Karena pada masa-masa akhir Kerajaan Majapahit dan mulai berdirinya kekuasaan Demak Bintoro, maka kekacauan dan ketegangan menghantui rakyat sipil yang kemudian menjadikan senjata bernama “Wedhung” lebih fungsional dan mulai banyak diproduksi.
Kata “Wedhung” menurut kamus bahasa Jawa “Bausastra” artinya senjata seperti pisau raut berukuran besar dan bersarung. Pada masa itu Wedhung juga termasuk sebagai atribut kelengkapan pakaian kebesaran pegawai istana.
Di sebelah selatan sentral Kerajaan Demak hingga sekarang masih ada desa Wedung yang dahulu merupakan tempat dimana para Empu Keris menggarap Wedung.
Wedhung dibuat dengan gusen indah dan juga dilengkapi dengan ricikan. Kebutuhan seni merubah Wedhung yang sebelumnya berbentuk sederhana dan berfungsi sebagai senjata tebas pada situasi kacau pada saat itu kemudian mulai bergeser menjadi benda seni yang di sakralkan seperti halnya Keris.
Wedhung mulai dibuat oleh seorang Empu dengan teknik tempa lipat dan menggunakan bahan pamor.
Motif pamor yang sering ditemukan adalah pamor Beras Wutah dan Miji Timun. Pada jaman dahulu Wedhung berpamor Miji Timun konon hanya boleh dimiliki oleh para petinggi di pantai utara Jawa.
Indikasi bahwa Wedhung berkembang dipesisir pantai utara Jawa dapat dilihat dari warangka atau sarungnya yang indah dengan tangkai dari bahan penyu. Tangkai Wedhung yang ditemukan di pesisiran pada jaman berikutnya menggunakan bahan tanduk kerbau.

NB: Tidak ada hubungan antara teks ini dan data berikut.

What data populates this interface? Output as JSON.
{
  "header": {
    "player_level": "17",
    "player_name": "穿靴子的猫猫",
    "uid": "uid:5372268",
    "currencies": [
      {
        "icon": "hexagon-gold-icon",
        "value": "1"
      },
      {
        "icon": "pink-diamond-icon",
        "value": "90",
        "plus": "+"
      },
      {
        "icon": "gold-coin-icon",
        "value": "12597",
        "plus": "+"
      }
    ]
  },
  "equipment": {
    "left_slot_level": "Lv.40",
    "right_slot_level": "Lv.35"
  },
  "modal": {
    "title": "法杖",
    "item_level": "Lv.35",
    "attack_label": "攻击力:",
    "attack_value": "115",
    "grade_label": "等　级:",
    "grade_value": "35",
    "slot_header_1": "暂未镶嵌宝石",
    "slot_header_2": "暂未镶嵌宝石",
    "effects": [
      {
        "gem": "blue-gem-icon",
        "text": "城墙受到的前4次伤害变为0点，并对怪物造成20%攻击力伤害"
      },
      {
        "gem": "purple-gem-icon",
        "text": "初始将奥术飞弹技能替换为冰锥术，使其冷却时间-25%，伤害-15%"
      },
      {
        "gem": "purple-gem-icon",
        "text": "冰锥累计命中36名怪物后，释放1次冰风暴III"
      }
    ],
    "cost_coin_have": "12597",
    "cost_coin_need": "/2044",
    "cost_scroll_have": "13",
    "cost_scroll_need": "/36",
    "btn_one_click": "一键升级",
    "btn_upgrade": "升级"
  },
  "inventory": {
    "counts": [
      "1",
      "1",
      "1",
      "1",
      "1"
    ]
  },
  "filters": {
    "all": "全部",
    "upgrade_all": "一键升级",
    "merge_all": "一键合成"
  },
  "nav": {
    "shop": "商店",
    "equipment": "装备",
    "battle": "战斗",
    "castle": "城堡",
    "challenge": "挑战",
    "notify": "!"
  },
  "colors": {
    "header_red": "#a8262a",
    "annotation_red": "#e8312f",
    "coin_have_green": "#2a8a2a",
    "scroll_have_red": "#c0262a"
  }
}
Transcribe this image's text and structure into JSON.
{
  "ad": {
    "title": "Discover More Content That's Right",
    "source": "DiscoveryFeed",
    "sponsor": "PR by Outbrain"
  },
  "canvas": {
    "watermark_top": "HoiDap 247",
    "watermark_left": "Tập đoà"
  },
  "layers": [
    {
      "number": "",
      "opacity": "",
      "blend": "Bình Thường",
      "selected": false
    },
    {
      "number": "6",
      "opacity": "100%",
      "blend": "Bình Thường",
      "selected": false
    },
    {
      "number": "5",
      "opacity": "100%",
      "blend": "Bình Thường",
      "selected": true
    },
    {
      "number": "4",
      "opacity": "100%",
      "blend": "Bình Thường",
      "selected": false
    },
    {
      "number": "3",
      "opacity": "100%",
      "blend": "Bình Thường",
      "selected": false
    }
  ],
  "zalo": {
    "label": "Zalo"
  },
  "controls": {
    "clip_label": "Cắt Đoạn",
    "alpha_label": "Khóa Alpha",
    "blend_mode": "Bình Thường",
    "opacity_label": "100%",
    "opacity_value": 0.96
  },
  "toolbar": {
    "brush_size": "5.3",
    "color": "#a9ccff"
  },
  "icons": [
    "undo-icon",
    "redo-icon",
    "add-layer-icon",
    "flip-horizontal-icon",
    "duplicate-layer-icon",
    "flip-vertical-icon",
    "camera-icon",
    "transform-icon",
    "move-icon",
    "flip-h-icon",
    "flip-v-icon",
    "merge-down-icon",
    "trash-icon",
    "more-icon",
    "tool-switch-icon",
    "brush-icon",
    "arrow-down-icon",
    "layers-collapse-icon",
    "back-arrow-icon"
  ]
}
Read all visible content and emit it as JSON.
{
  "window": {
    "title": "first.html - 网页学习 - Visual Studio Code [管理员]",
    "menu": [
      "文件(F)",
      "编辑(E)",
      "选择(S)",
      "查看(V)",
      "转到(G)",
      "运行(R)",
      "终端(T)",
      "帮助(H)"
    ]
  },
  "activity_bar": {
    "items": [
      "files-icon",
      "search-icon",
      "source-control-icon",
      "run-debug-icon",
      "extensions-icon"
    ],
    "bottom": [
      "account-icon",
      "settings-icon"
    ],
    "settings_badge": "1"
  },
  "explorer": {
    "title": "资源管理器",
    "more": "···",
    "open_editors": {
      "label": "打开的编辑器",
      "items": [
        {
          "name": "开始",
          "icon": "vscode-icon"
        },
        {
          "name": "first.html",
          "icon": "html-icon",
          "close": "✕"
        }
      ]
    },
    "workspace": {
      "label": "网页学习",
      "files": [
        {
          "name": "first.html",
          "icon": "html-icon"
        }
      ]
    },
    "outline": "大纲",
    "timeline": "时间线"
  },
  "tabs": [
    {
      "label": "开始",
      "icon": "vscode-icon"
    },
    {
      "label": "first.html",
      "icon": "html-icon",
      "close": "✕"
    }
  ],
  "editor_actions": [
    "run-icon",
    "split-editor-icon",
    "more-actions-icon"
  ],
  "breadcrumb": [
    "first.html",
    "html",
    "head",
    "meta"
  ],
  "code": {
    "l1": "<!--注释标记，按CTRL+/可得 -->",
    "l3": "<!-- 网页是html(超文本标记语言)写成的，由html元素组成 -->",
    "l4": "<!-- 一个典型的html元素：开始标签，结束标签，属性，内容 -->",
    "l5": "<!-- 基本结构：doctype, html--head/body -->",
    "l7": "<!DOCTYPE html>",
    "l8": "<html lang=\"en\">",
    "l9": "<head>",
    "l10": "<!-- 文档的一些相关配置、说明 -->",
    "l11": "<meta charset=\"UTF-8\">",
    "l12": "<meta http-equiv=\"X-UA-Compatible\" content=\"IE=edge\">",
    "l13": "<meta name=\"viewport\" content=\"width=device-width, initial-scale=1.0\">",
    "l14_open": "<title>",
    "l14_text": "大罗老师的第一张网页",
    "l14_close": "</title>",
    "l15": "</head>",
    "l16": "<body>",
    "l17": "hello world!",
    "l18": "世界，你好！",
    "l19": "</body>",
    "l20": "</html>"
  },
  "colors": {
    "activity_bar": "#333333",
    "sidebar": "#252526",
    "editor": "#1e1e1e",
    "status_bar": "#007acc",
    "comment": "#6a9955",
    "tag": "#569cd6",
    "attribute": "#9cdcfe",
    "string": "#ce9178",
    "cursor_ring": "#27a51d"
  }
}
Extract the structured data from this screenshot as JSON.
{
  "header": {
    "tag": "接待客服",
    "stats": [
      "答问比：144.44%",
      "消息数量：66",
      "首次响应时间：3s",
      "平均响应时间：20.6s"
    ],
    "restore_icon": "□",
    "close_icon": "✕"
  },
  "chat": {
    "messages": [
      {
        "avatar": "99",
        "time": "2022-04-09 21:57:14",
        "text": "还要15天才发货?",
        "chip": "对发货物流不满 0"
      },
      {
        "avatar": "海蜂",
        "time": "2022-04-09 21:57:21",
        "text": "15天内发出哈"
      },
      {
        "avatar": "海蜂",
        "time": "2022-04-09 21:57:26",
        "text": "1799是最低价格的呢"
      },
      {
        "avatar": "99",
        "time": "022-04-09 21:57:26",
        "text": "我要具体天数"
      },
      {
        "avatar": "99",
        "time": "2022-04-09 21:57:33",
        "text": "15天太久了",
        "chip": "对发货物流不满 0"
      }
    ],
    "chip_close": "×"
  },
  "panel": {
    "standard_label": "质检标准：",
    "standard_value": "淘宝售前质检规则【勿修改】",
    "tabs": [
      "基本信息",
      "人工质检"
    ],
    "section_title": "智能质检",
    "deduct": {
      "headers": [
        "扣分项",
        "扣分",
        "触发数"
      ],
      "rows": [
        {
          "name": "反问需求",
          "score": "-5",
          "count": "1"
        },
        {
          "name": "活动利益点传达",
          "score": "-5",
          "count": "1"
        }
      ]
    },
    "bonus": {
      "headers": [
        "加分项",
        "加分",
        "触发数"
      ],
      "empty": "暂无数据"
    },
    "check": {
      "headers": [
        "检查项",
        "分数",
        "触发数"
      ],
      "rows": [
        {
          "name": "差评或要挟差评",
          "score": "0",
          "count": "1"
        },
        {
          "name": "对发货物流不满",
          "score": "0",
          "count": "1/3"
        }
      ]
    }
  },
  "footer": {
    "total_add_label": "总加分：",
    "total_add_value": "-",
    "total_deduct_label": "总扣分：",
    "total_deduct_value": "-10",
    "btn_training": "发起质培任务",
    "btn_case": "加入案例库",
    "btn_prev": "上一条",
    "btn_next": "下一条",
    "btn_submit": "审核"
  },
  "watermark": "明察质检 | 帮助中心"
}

Masyarakat di sepanjang pantai utara Cireboh - Gresik ikut bergerak menjadi pengikut Sunan Giri jika terjadi perlawanan fisik melawan prajurit Majapahit. Mereka bersenjata pedang dan menyelipkan Wedhung (bukan Keris) pada ikat pinggangnya sebagai identitas prajurit elite pesisiran.
Wedhung berkembang menjadi simbol status sosial didalam Keraton yang ditandai dengan diciptakannya Wedhung kecil dengan ukuran kurang dari 25 cm yang disebut “Pasikon”.
Wedhung kecil atau Pasikon tersebut menggeser fungsi Wedhung yang sebelumnya sebagai senjata tebas menjadi senjata psikhis (piyandel).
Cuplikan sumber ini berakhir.